En ce qui concerne les étrangers séjournant en Belgique depuis 5 ans, le nouveau Code modifie profondément leur statut. En effet,auparavant ils devaient justifier d’une période de résidence de 7 ans, mais n’étaient soumis à aucune condition liée à l’intégration. Désormais, ils sont tenus de prouver aussi bien leur intégration linguistique que leur intégration sociale, et leur participation économique. La réforme instaure un système fermé en ce qu’elle ne laisse pas le candidat à la nationalité libre de démontrer son intégration à ces différents niveaux comme il l’entend, et en fournissant les pièces qui, de son point de vue personnel lui sembleraient pertinentes. Prenons l’exigence d’intégration économique : en tant que travailleur salarié dans le secteur privé ou dans la fonction publique, il faut pouvoir justifier d’au moins 468 journées de travail sur une période de 5 ans précédant la déclaration. Si le ressortissant étranger a exercé sa profession comme indépendant, on attend de lui qu’il se soit acquitté des cotisations sociales trimestrielles pendant au moins six semestres au cours de la même période de 5 ans précitée. Les choses sont plus complexes si une formation a été suivie puisque la durée de celle-ci peut être déduite de la durée requise d’activité professionnelle. Une telle exigence de participation économique semble à elle seule mettre en péril les chances d’un étranger d’accéder à la nationalité belge. Personne ne va sans savoir que le taux d’emploi est très faible parmi la population d’origine étrangère en Belgique, justement parce que l’acquisition de la nationalité belge peut s’avérer déterminante pour accéder au marché du travail. Pour autant, cette critique est à nuancer à partir du moment où il n’est pas imposé d’avoir occupé une activité professionnelle à temps plein, pendant 5 ans. « C’est à la fois ambitieux et réaliste compte tenu des chiffres du chômage. »
Dans le cas de l’étranger séjournant en Belgique depuis 10 ans, le législateur a de nouveau cherché à respecter un équilibre. « Dix ans équivalent à une période très longue, maximale au sein des Etats membres de l’Union européenne. Le législateur a donc considéré qu’il n’était pas nécessaire d’exiger d’intégration économique et que cette période suffisait à justifier l’obtention de la nationalité belge. On sait très bien que dix ans de séjour légal reviennent au total à quinze ans de présence sur le territoire.
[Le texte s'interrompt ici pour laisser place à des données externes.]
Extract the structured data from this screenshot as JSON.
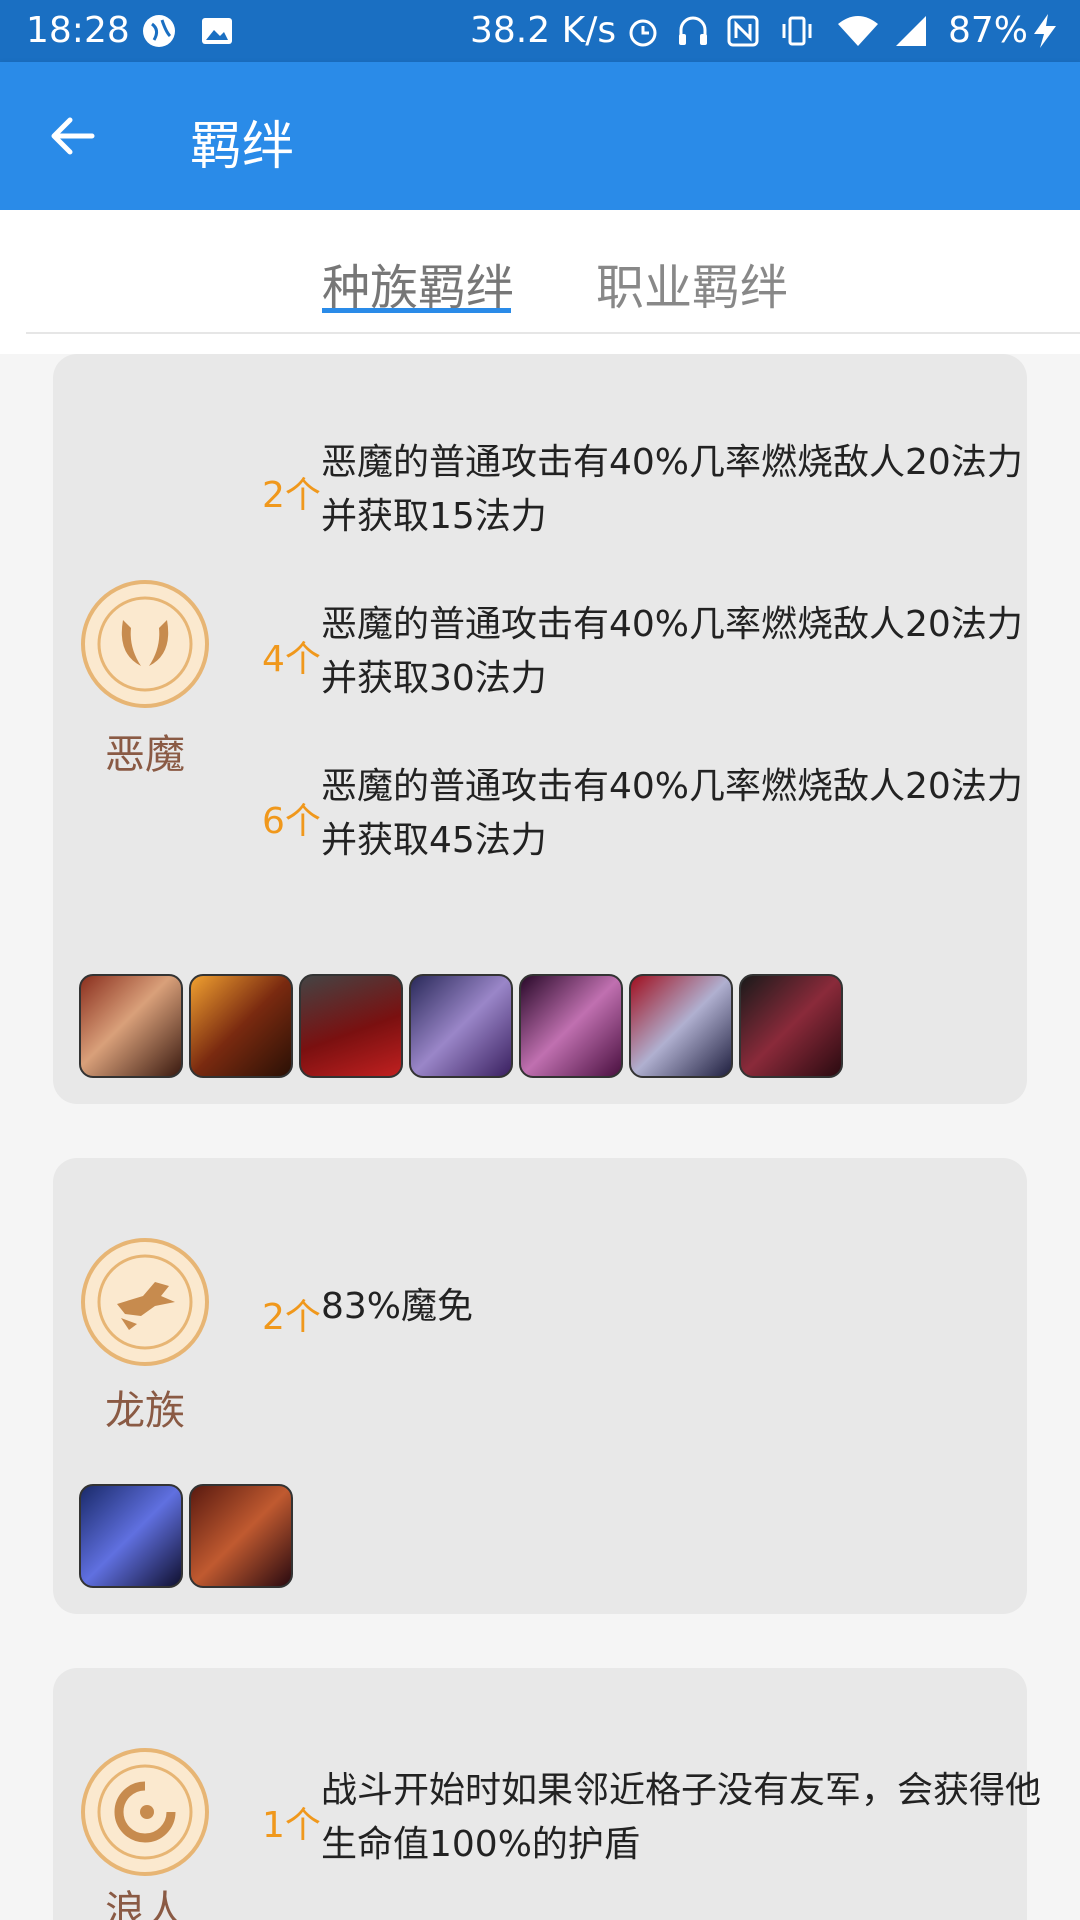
{
  "status_bar": {
    "time": "18:28",
    "network_speed": "38.2 K/s",
    "battery": "87%",
    "icons": [
      "location-icon",
      "image-icon",
      "alarm-icon",
      "headset-icon",
      "nfc-icon",
      "vibrate-icon",
      "wifi-icon",
      "signal-icon",
      "battery-charging-icon"
    ]
  },
  "app_bar": {
    "title": "羁绊",
    "back_icon": "arrow-left-icon"
  },
  "tabs": [
    {
      "label": "种族羁绊",
      "active": true
    },
    {
      "label": "职业羁绊",
      "active": false
    }
  ],
  "races": [
    {
      "name": "恶魔",
      "icon": "demon-horns-icon",
      "bonuses": [
        {
          "count": "2个",
          "text": "恶魔的普通攻击有40%几率燃烧敌人20法力并获取15法力"
        },
        {
          "count": "4个",
          "text": "恶魔的普通攻击有40%几率燃烧敌人20法力并获取30法力"
        },
        {
          "count": "6个",
          "text": "恶魔的普通攻击有40%几率燃烧敌人20法力并获取45法力"
        }
      ],
      "champions": [
        "champion-portrait-1",
        "champion-portrait-2",
        "champion-portrait-3",
        "champion-portrait-4",
        "champion-portrait-5",
        "champion-portrait-6",
        "champion-portrait-7"
      ]
    },
    {
      "name": "龙族",
      "icon": "dragon-icon",
      "bonuses": [
        {
          "count": "2个",
          "text": "83%魔免"
        }
      ],
      "champions": [
        "champion-portrait-1",
        "champion-portrait-2"
      ]
    },
    {
      "name": "浪人",
      "icon": "ronin-swirl-icon",
      "bonuses": [
        {
          "count": "1个",
          "text": "战斗开始时如果邻近格子没有友军，会获得他生命值100%的护盾"
        }
      ],
      "champions": []
    }
  ],
  "colors": {
    "status_bar": "#1a6fc2",
    "app_bar": "#2a8be8",
    "tab_indicator": "#2a8be8",
    "card_bg": "#e8e8e8",
    "count_text": "#f0981c",
    "race_name": "#8a5a44",
    "emblem_border": "#e7b574",
    "emblem_fill": "#fbe9cf"
  }
}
En général, c’est après cinq ans de séjour légal que l’on reçoit un titre de séjour illimité et que la période de dix ans commence à courir. »
Ne nous leurrons pas : un séjour de cinq ans avec intégration économique représente l’hypothèse reine aux yeux du législateur, celle qu’il a bien l’intention de privilégier à l’avenir. « Si on pouvait réaliser dans quelques années une étude sociologique des personnes qui ont pu devenir belges, on trouverait que ce sont des personnes qui travaillent, qui ont des revenus suffisants, et sans doute aussi qui ne viennent pas de certaines régions du monde . Ce sera beaucoup plus difficile pour les réfugiés en provenance d’Afghanistan ou de Syrie qui devront attendre au moins douze, treize ans avant de pouvoir entreprendre des démarches pour devenir belges. C’est très long dans une vie ! »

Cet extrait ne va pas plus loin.